All of the members of the group were children of Caribbean migrants raised in the industrial landscape in and around the West Midlands. Their first exhibition, Black Art An’ Done, was held at Wolverhampton Art Gallery and focused on the concerns of the black community and racial prejudice. The group sought to empower black artists as well as encouraging young white artists to be more socially relevant in their practice. Working with a variety of mediums such as painting, installation, assemblage and sculpture they questioned Britain’s social, cultural and political legacies by appropriating, critiquing and reinventing past art.

Many of the artists associated with the Blk Art Group went on to participate in the British black arts movement.

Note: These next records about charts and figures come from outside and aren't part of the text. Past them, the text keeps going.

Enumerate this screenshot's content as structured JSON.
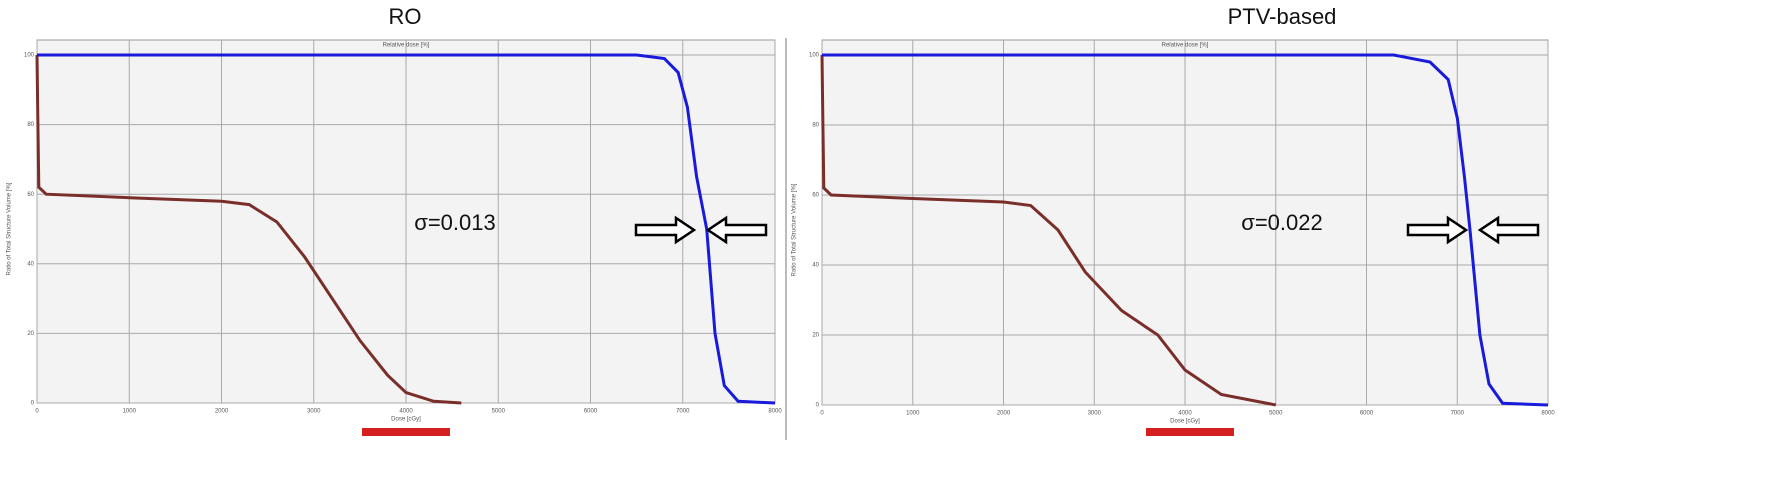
{
  "chart_data": [
    {
      "type": "line",
      "title": "RO",
      "annotation": "σ=0.013",
      "xlabel": "Dose [cGy]",
      "ylabel": "Ratio of Total Structure Volume [%]",
      "x2label": "Relative dose [%]",
      "xlim": [
        0,
        8000
      ],
      "ylim": [
        0,
        100
      ],
      "xticks": [
        0,
        1000,
        2000,
        3000,
        4000,
        5000,
        6000,
        7000,
        8000
      ],
      "yticks": [
        0,
        20,
        40,
        60,
        80,
        100
      ],
      "grid": true,
      "series": [
        {
          "color": "#7a2e2a",
          "x": [
            0,
            10,
            20,
            100,
            1000,
            2000,
            2300,
            2600,
            2900,
            3200,
            3500,
            3800,
            4000,
            4300,
            4600
          ],
          "values": [
            100,
            80,
            62,
            60,
            59,
            58,
            57,
            52,
            42,
            30,
            18,
            8,
            3,
            0.5,
            0
          ]
        },
        {
          "color": "#1a1adb",
          "x": [
            0,
            6500,
            6800,
            6950,
            7050,
            7150,
            7260,
            7350,
            7450,
            7600,
            8000
          ],
          "values": [
            100,
            100,
            99,
            95,
            85,
            65,
            50,
            20,
            5,
            0.5,
            0
          ]
        }
      ]
    },
    {
      "type": "line",
      "title": "PTV-based",
      "annotation": "σ=0.022",
      "xlabel": "Dose [cGy]",
      "ylabel": "Ratio of Total Structure Volume [%]",
      "x2label": "Relative dose [%]",
      "xlim": [
        0,
        8000
      ],
      "ylim": [
        0,
        100
      ],
      "xticks": [
        0,
        1000,
        2000,
        3000,
        4000,
        5000,
        6000,
        7000,
        8000
      ],
      "yticks": [
        0,
        20,
        40,
        60,
        80,
        100
      ],
      "grid": true,
      "series": [
        {
          "color": "#7a2e2a",
          "x": [
            0,
            10,
            20,
            100,
            1000,
            2000,
            2300,
            2600,
            2900,
            3300,
            3700,
            4000,
            4400,
            5000
          ],
          "values": [
            100,
            80,
            62,
            60,
            59,
            58,
            57,
            50,
            38,
            27,
            20,
            10,
            3,
            0
          ]
        },
        {
          "color": "#1a1adb",
          "x": [
            0,
            6300,
            6700,
            6900,
            7000,
            7080,
            7140,
            7250,
            7350,
            7500,
            8000
          ],
          "values": [
            100,
            100,
            98,
            93,
            82,
            65,
            50,
            20,
            6,
            0.5,
            0
          ]
        }
      ]
    }
  ]
}
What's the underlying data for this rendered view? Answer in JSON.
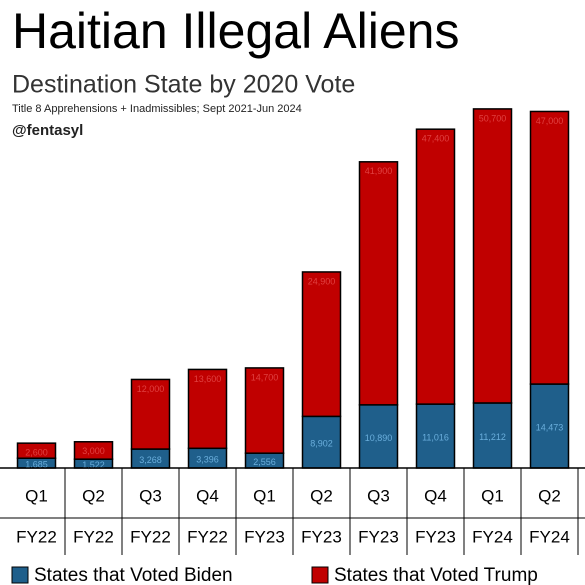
{
  "chart_data": {
    "type": "stacked-bar",
    "title": "Haitian Illegal Aliens",
    "subtitle": "Destination State by 2020 Vote",
    "note": "Title 8 Apprehensions + Inadmissibles; Sept 2021-Jun 2024",
    "credit": "@fentasyl",
    "quarters": [
      "Q1",
      "Q2",
      "Q3",
      "Q4",
      "Q1",
      "Q2",
      "Q3",
      "Q4",
      "Q1",
      "Q2"
    ],
    "fiscal_years": [
      "FY22",
      "FY22",
      "FY22",
      "FY22",
      "FY23",
      "FY23",
      "FY23",
      "FY23",
      "FY24",
      "FY24"
    ],
    "ylim": [
      0,
      80000
    ],
    "series": [
      {
        "name": "States that Voted Biden",
        "color": "#1f5f8b",
        "values": [
          1685,
          1522,
          3268,
          3396,
          2556,
          8902,
          10890,
          11016,
          11212,
          14473
        ],
        "value_labels": [
          "1,685",
          "1,522",
          "3,268",
          "3,396",
          "2,556",
          "8,902",
          "10,890",
          "11,016",
          "11,212",
          "14,473"
        ]
      },
      {
        "name": "States that Voted Trump",
        "color": "#c00000",
        "values": [
          2600,
          3000,
          12000,
          13600,
          14700,
          24900,
          41900,
          47400,
          50700,
          47000
        ],
        "value_labels": [
          "2,600",
          "3,000",
          "12,000",
          "13,600",
          "14,700",
          "24,900",
          "41,900",
          "47,400",
          "50,700",
          "47,000"
        ]
      }
    ]
  }
}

Artists associated with the group include Eddie Chambers, Dominic Dawes, Lubaina Himid, Claudette Johnson, Wenda Leslie, Ian Palmer, Keith Piper, Donald Rodney, Marlene Smith.

In focus: Donald Rodney

Artist Donald Rodney appropriated images from mass media and popular culture to explore issues associated with history, representation, masculinity, racial identity and racism. He also questioned the legacy of museums and galleries: David Lawson explained in an interview in 2004 that Rodney once told him he would like to re-create Tate Britain out of sugar cubes – a material which had brought Britain prosperity at a human cost.

The key theme of Donald’s work was the social position of the black person in a predominantly white society…. He explored his own history and that of his family as immigrants to the UK in works like Land of Milk and Honey and In the House of My Father and he used his illness as a metaphor with which he expressed the marginalisation of the black and disabled.